Copyright © 2015 by Larry G. Overton
A couple of weeks ago, I posted an article about (along with pictures of) the guitars my Granddad and Dad had back in their early days. I also stated that I am on a quest to see if I can find out more about these guitars. Well, I haven’t been able to nail down just exactly what brand(s) of guitars these were, or exactly when they were purchased, but with some help I have discovered some intriguing possibilities, so I decided to do a follow up article.
About the first picture of my grandfather with the guitar, as I said before, the picture was taken around 1920. I’ve seen other pictures of him in that suit and tie around that age, and they were pictures from his college days. Granddad was born in 1900, so 1919-20 is a good guess.
Of course this would mean that the guitar he’s holding couldn’t have been purchased after this time frame. So I’m pretty sure that Granddad’s guitar was made sometime within the first two decades of the 20th century.
In discussing this in an online discussion forum (TDPRI), someone speculated “by the looks of the headstock” that Granddad’s guitar in this picture was either a Martin or a copy of one. I had noticed the Martin-esque headstock myself, the characteristic squared off top portion and slotted headstock.
But I didn’t think that it was a Martin. The price of a Martin in those days ($25) would probably have been a deterring factor. Though that doesn’t sound like much money today, it would have been comparable to at least a month’s worth of groceries. Plus I have never seen a Martin with such an embellished fretboard.

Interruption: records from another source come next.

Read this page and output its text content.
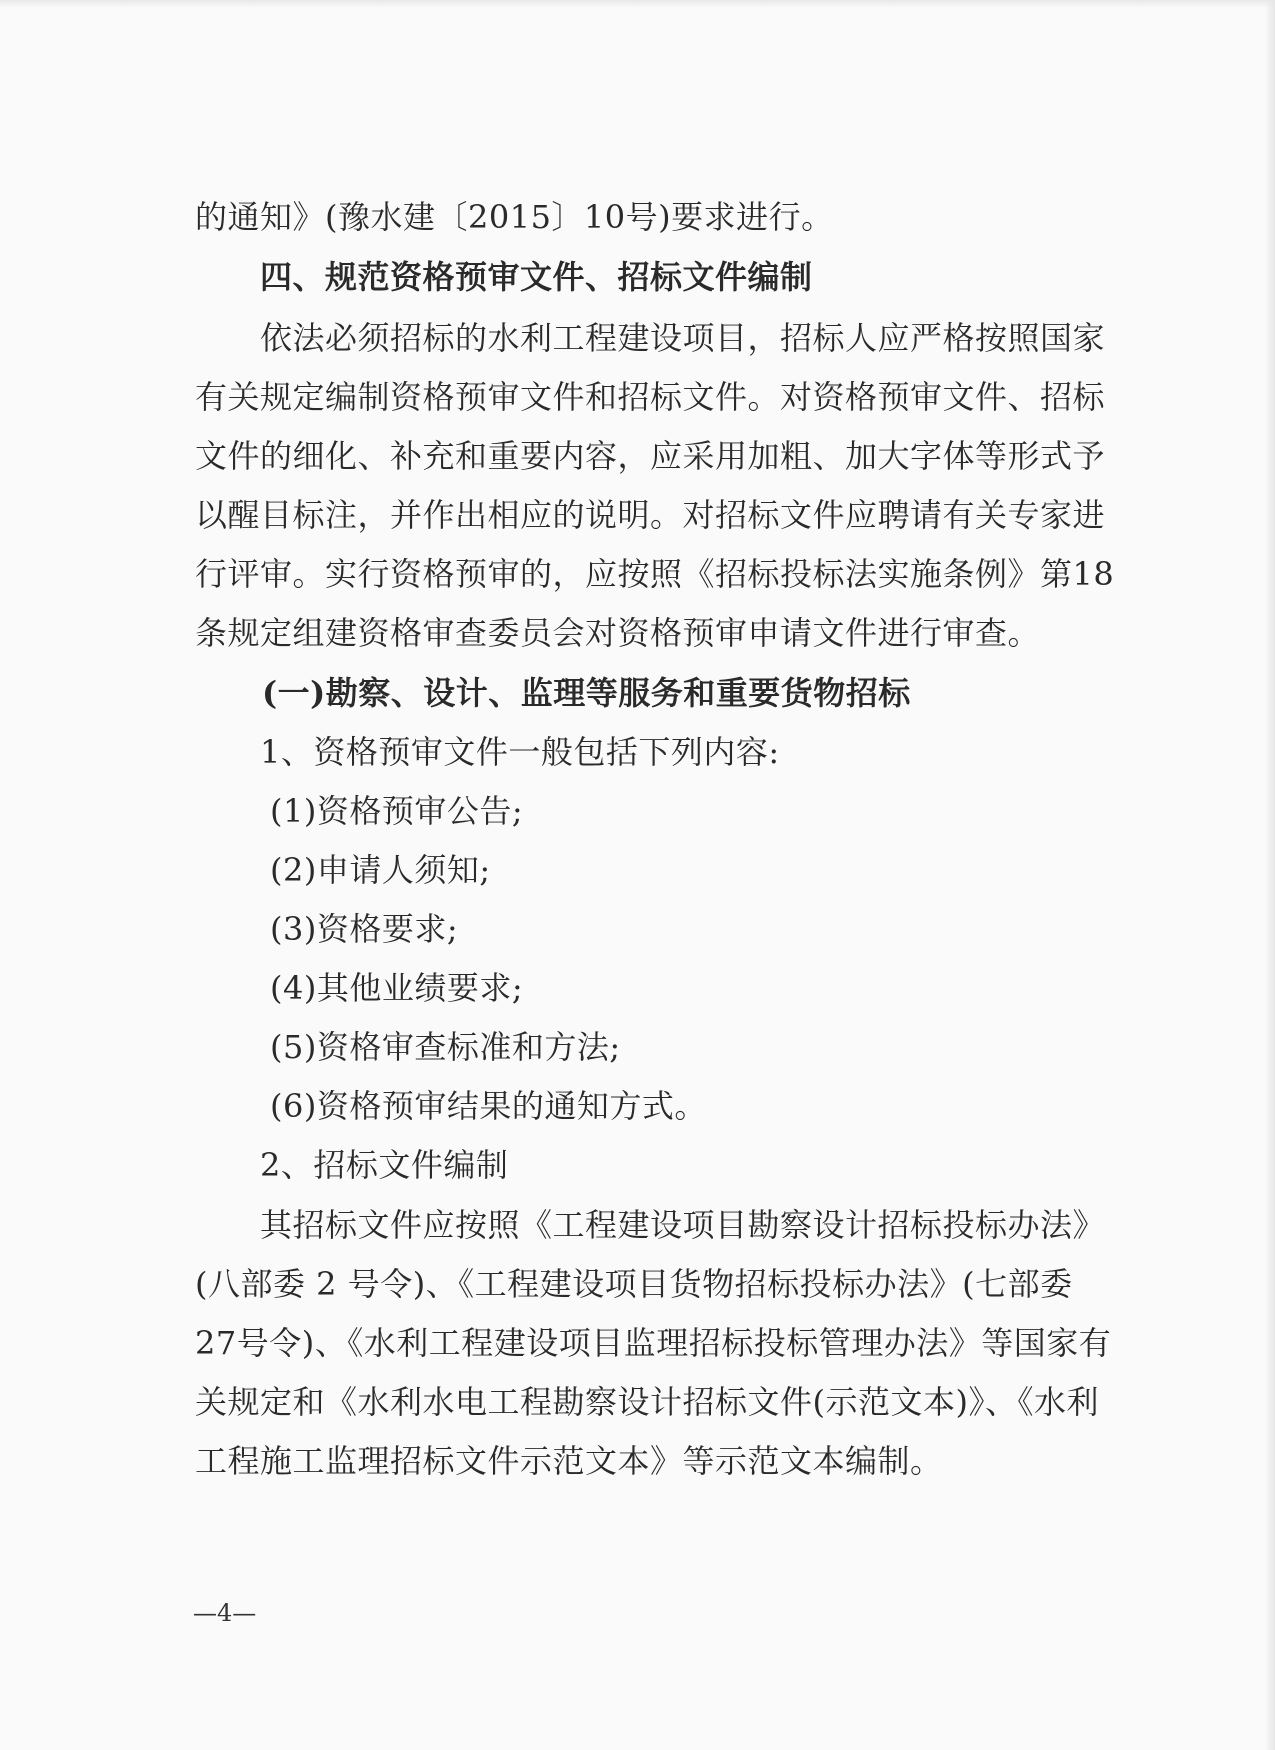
的通知》(豫水建〔2015〕10号)要求进行。
四、规范资格预审文件、招标文件编制
依法必须招标的水利工程建设项目，招标人应严格按照国家
有关规定编制资格预审文件和招标文件。对资格预审文件、招标
文件的细化、补充和重要内容，应采用加粗、加大字体等形式予
以醒目标注，并作出相应的说明。对招标文件应聘请有关专家进
行评审。实行资格预审的，应按照《招标投标法实施条例》第18
条规定组建资格审查委员会对资格预审申请文件进行审查。
(一)勘察、设计、监理等服务和重要货物招标
1、资格预审文件一般包括下列内容:
(1)资格预审公告;
(2)申请人须知;
(3)资格要求;
(4)其他业绩要求;
(5)资格审查标准和方法;
(6)资格预审结果的通知方式。
2、招标文件编制
其招标文件应按照《工程建设项目勘察设计招标投标办法》
(八部委 2 号令)、《工程建设项目货物招标投标办法》(七部委
27号令)、《水利工程建设项目监理招标投标管理办法》等国家有
关规定和《水利水电工程勘察设计招标文件(示范文本)》、《水利
工程施工监理招标文件示范文本》等示范文本编制。
—4—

I had seen pictures like the ones below of late 19th century Washburns with embellished fretboards.
These guitars were Washburn’s top of the line models and sported solid pearl fingerboards! Interesting to be sure, but not a match for what my grandfather had in that photograph.
In the course of my search and discussions about it, several recommended that I contact Steve Chipman of Vintage Parlor Guitars [http://www.vintageparlorguitars.com/] in Vermont. I hesitated to do so at first, because from what I had read of him, he repairs, restores and sells vintage parlors for a living. I didn’t see my quest for information ending in the purchase of such a vintage instrument. So I didn’t want to be presumptuous regarding his time.

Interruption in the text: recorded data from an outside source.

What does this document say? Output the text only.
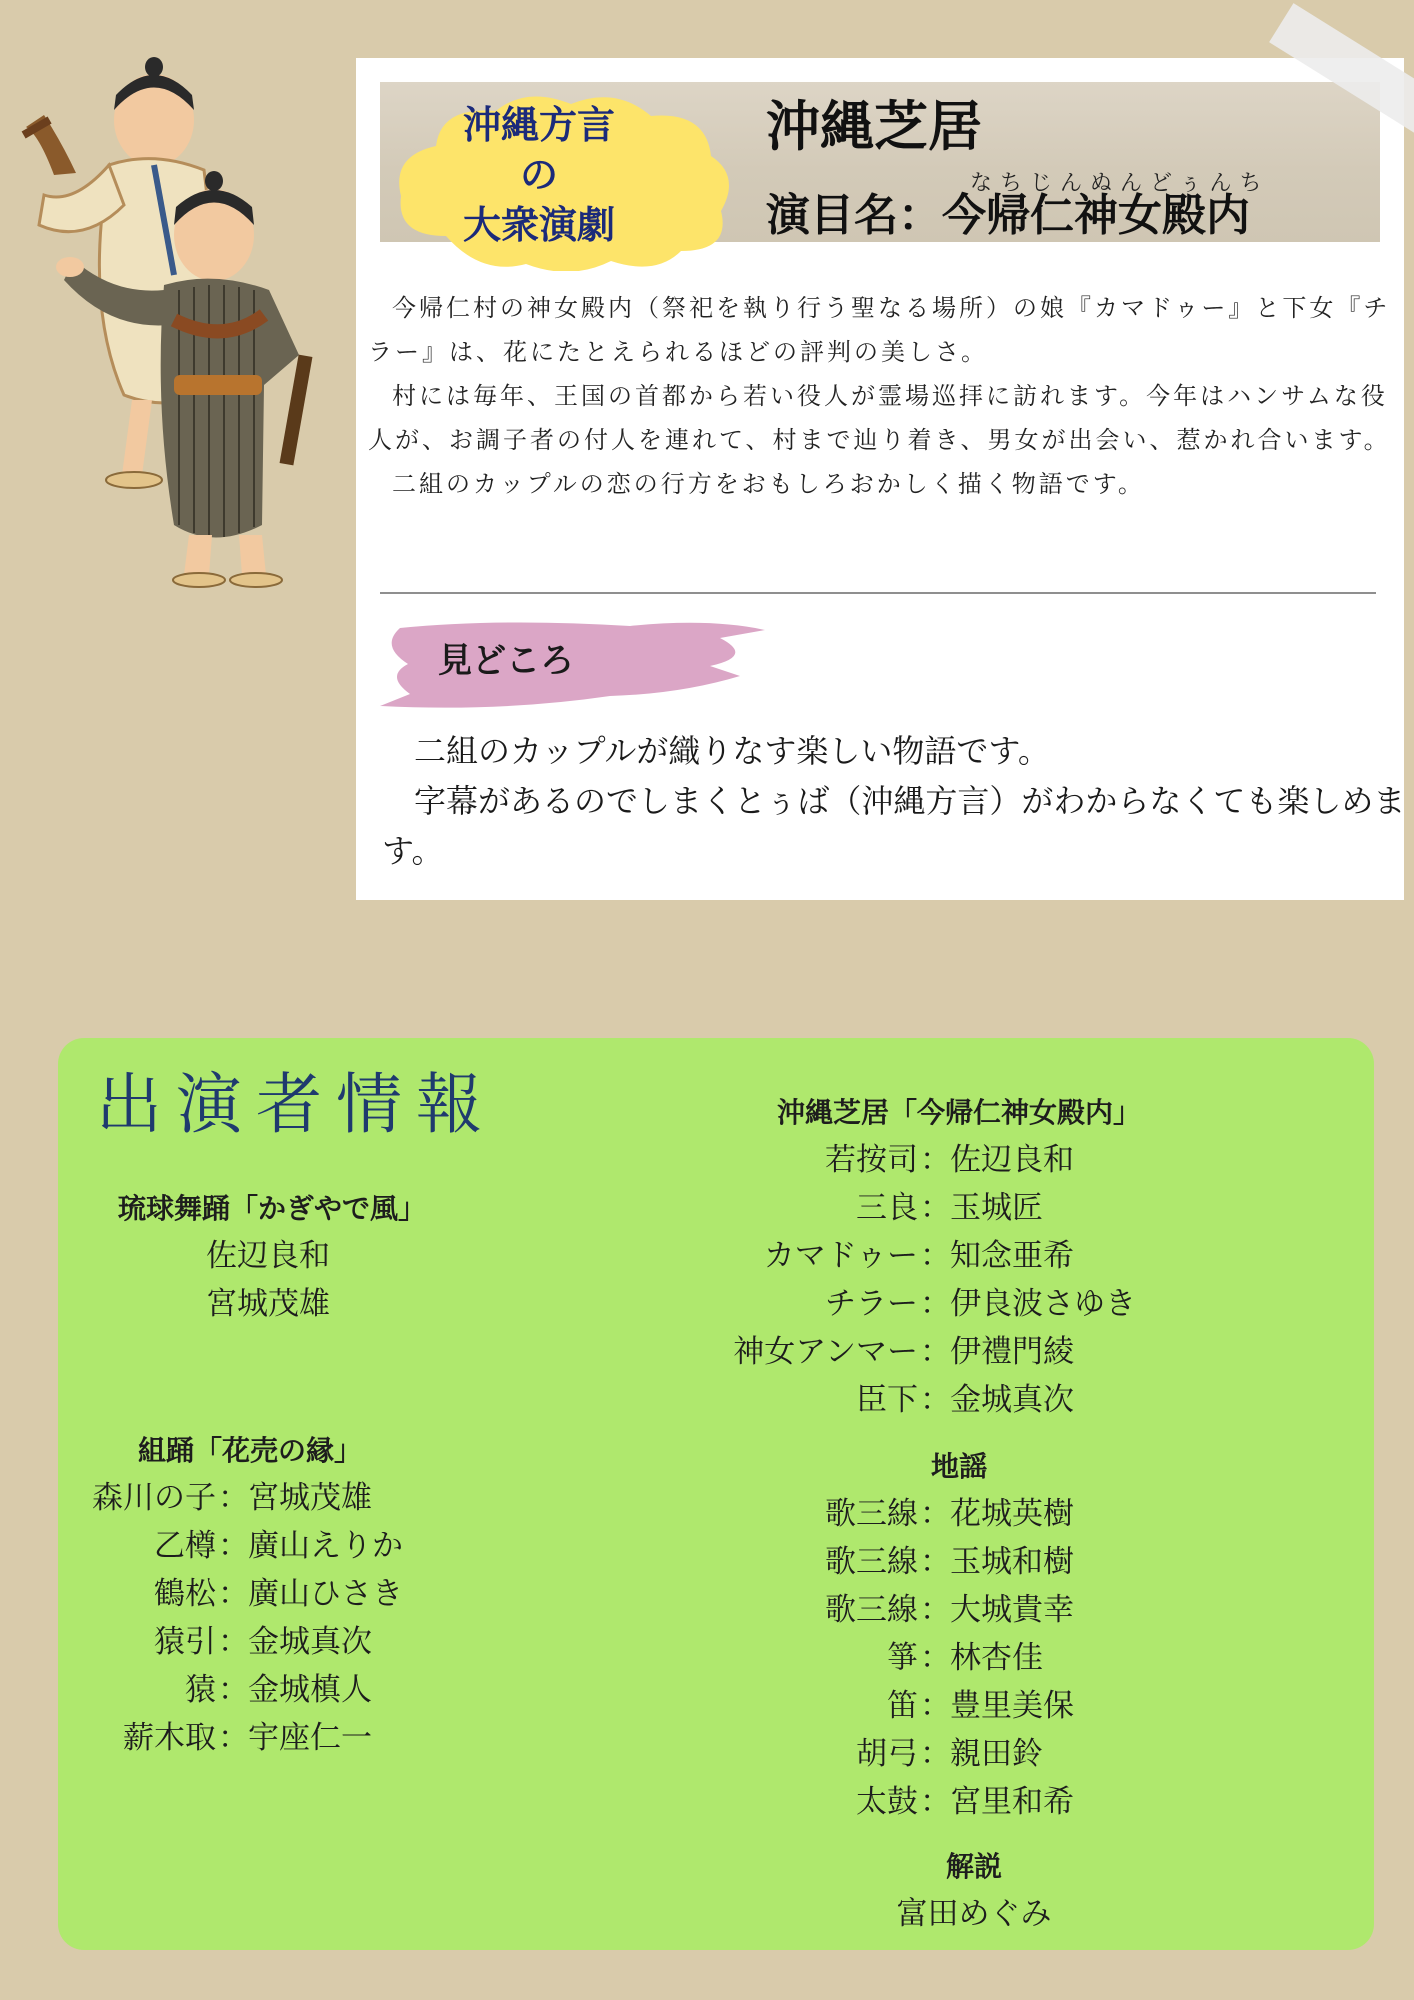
沖縄方言
の
大衆演劇
沖縄芝居
なちじんぬんどぅんち
演目名：今帰仁神女殿内

今帰仁村の神女殿内（祭祀を執り行う聖なる場所）の娘『カマドゥー』と下女『チラー』は、花にたとえられるほどの評判の美しさ。

村には毎年、王国の首都から若い役人が霊場巡拝に訪れます。今年はハンサムな役人が、お調子者の付人を連れて、村まで辿り着き、男女が出会い、惹かれ合います。

二組のカップルの恋の行方をおもしろおかしく描く物語です。

見どころ

二組のカップルが織りなす楽しい物語です。

字幕があるのでしまくとぅば（沖縄方言）がわからなくても楽しめます。

出演者情報
琉球舞踊「かぎやで風」
佐辺良和
宮城茂雄
組踊「花売の縁」
森川の子 ： 宮城茂雄
乙樽 ： 廣山えりか
鶴松 ： 廣山ひさき
猿引 ： 金城真次
猿 ： 金城槙人
薪木取 ： 宇座仁一
沖縄芝居「今帰仁神女殿内」
若按司 ： 佐辺良和
三良 ： 玉城匠
カマドゥー ： 知念亜希
チラー ： 伊良波さゆき
神女アンマー ： 伊禮門綾
臣下 ： 金城真次
地謡
歌三線 ： 花城英樹
歌三線 ： 玉城和樹
歌三線 ： 大城貴幸
箏 ： 林杏佳
笛 ： 豊里美保
胡弓 ： 親田鈴
太鼓 ： 宮里和希
解説
富田めぐみ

But at the insistence of others I finally wrote to Steve, and tried to be very up front about what I was after, and left the matter to him. To my delight, Steve replied to my email in less than an hour, and proved to be most helpful, and very generous with his time and expertise.
After examining the two photos I provided, Steve said that he “would lean toward Regal as the maker of each.” He went on the explain that “Of all the Chicago-based factory makers from this period, Regal was the one that went right after Martin’s body style and made it their own.” And about the fretboards, he added that the fretboard embellishments on both Granddad’s and Dad’s guitars were very “Regal.”

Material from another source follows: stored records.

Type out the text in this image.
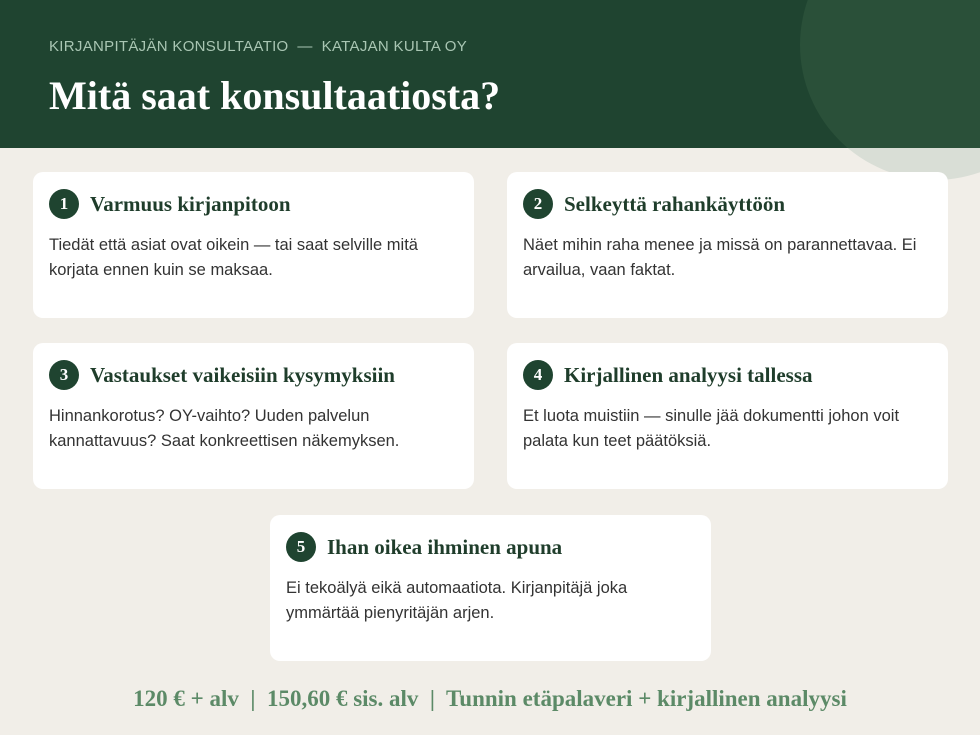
KIRJANPITÄJÄN KONSULTAATIO  —  KATAJAN KULTA OY
Mitä saat konsultaatiosta?
1	Varmuus kirjanpitoon
Tiedät että asiat ovat oikein — tai saat selville mitä korjata ennen kuin se maksaa.
2	Selkeyttä rahankäyttöön
Näet mihin raha menee ja missä on parannettavaa. Ei arvailua, vaan faktat.
3	Vastaukset vaikeisiin kysymyksiin
Hinnankorotus? OY-vaihto? Uuden palvelun kannattavuus? Saat konkreettisen näkemyksen.
4	Kirjallinen analyysi tallessa
Et luota muistiin — sinulle jää dokumentti johon voit palata kun teet päätöksiä.
5	Ihan oikea ihminen apuna
Ei tekoälyä eikä automaatiota. Kirjanpitäjä joka ymmärtää pienyritäjän arjen.
120 € + alv  |  150,60 € sis. alv  |  Tunnin etäpalaveri + kirjallinen analyysi
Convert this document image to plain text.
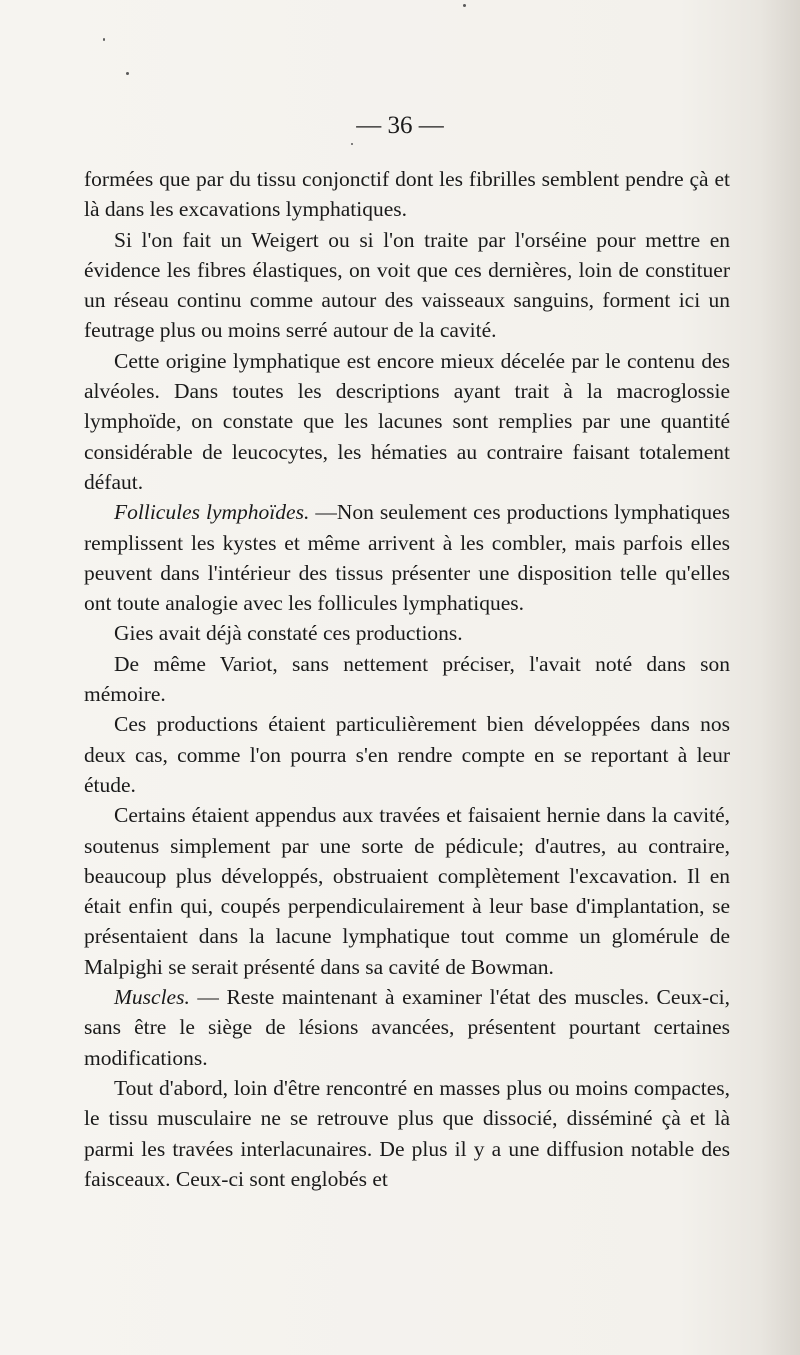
— 36 —

formées que par du tissu conjonctif dont les fibrilles semblent pendre çà et là dans les excavations lymphatiques.

Si l'on fait un Weigert ou si l'on traite par l'orséine pour mettre en évidence les fibres élastiques, on voit que ces dernières, loin de constituer un réseau continu comme autour des vaisseaux sanguins, forment ici un feutrage plus ou moins serré autour de la cavité.

Cette origine lymphatique est encore mieux décelée par le contenu des alvéoles. Dans toutes les descriptions ayant trait à la macroglossie lymphoïde, on constate que les lacunes sont remplies par une quantité considérable de leucocytes, les hématies au contraire faisant totalement défaut.

Follicules lymphoïdes. —Non seulement ces productions lymphatiques remplissent les kystes et même arrivent à les combler, mais parfois elles peuvent dans l'intérieur des tissus présenter une disposition telle qu'elles ont toute analogie avec les follicules lymphatiques.

Gies avait déjà constaté ces productions.

De même Variot, sans nettement préciser, l'avait noté dans son mémoire.

Ces productions étaient particulièrement bien développées dans nos deux cas, comme l'on pourra s'en rendre compte en se reportant à leur étude.

Certains étaient appendus aux travées et faisaient hernie dans la cavité, soutenus simplement par une sorte de pédicule; d'autres, au contraire, beaucoup plus développés, obstruaient complètement l'excavation. Il en était enfin qui, coupés perpendiculairement à leur base d'implantation, se présentaient dans la lacune lymphatique tout comme un glomérule de Malpighi se serait présenté dans sa cavité de Bowman.

Muscles. — Reste maintenant à examiner l'état des muscles. Ceux-ci, sans être le siège de lésions avancées, présentent pourtant certaines modifications.

Tout d'abord, loin d'être rencontré en masses plus ou moins compactes, le tissu musculaire ne se retrouve plus que dissocié, disséminé çà et là parmi les travées interlacunaires. De plus il y a une diffusion notable des faisceaux. Ceux-ci sont englobés et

Armed with that lead, I began to search for catalogs and old pictures of Regal guitars. I found a few descriptions and pictures of Regal fretboards that were very close to what I make of the guitars in my old family photos. For example, here is a pic of a Regal guitar from the 1930s.
This guitar is variously described as a “Diamond Head” (because of the stenciled/painted image of Diamond Head, Honolulu on the lower bout of the guitar) or as a “Two-in-one Guitar” (meaning it could be used for the popular “Hawaiian” style of slide playing or regularly fretted notes/chords). The guitar sold for $13.75. And here is a closer look at the fretboard.
That fretboard embellishment was described in the advertisements of the day as a “silver color and black pearl-pyroxylin.” (Pyroxylin was a plastic product/lacquer made from a mixture of nitrocellulose compounds designed to produce a pearl-like/mother-of-pearl effect.)
I have yet to find a picture of a Regal parlor sized guitar predating the 1930s with such fretboard embellishments, so I’m not certain if Granddad’s guitar was a Regal. As Steve Chipman said in his correspondence with me, “There’s no way to be 100% certain.” However, it sure looks like Dad’s was a Regal. Steve also said that in addition to the fretboard of that guitar, the pickguard looked Regal to him as well.
So, that’s where I am in my quest for information about these old guitars that were once part of my family’s guitar playing heritage. Nothing is definitive yet, but I’m a lot closer to answers than I was before, and I’ve learned some cool guitar history along the way. So thanks, my fellow members of TDPRI, and a special thanks to Steve Chipman of Vintage Parlor Guitars.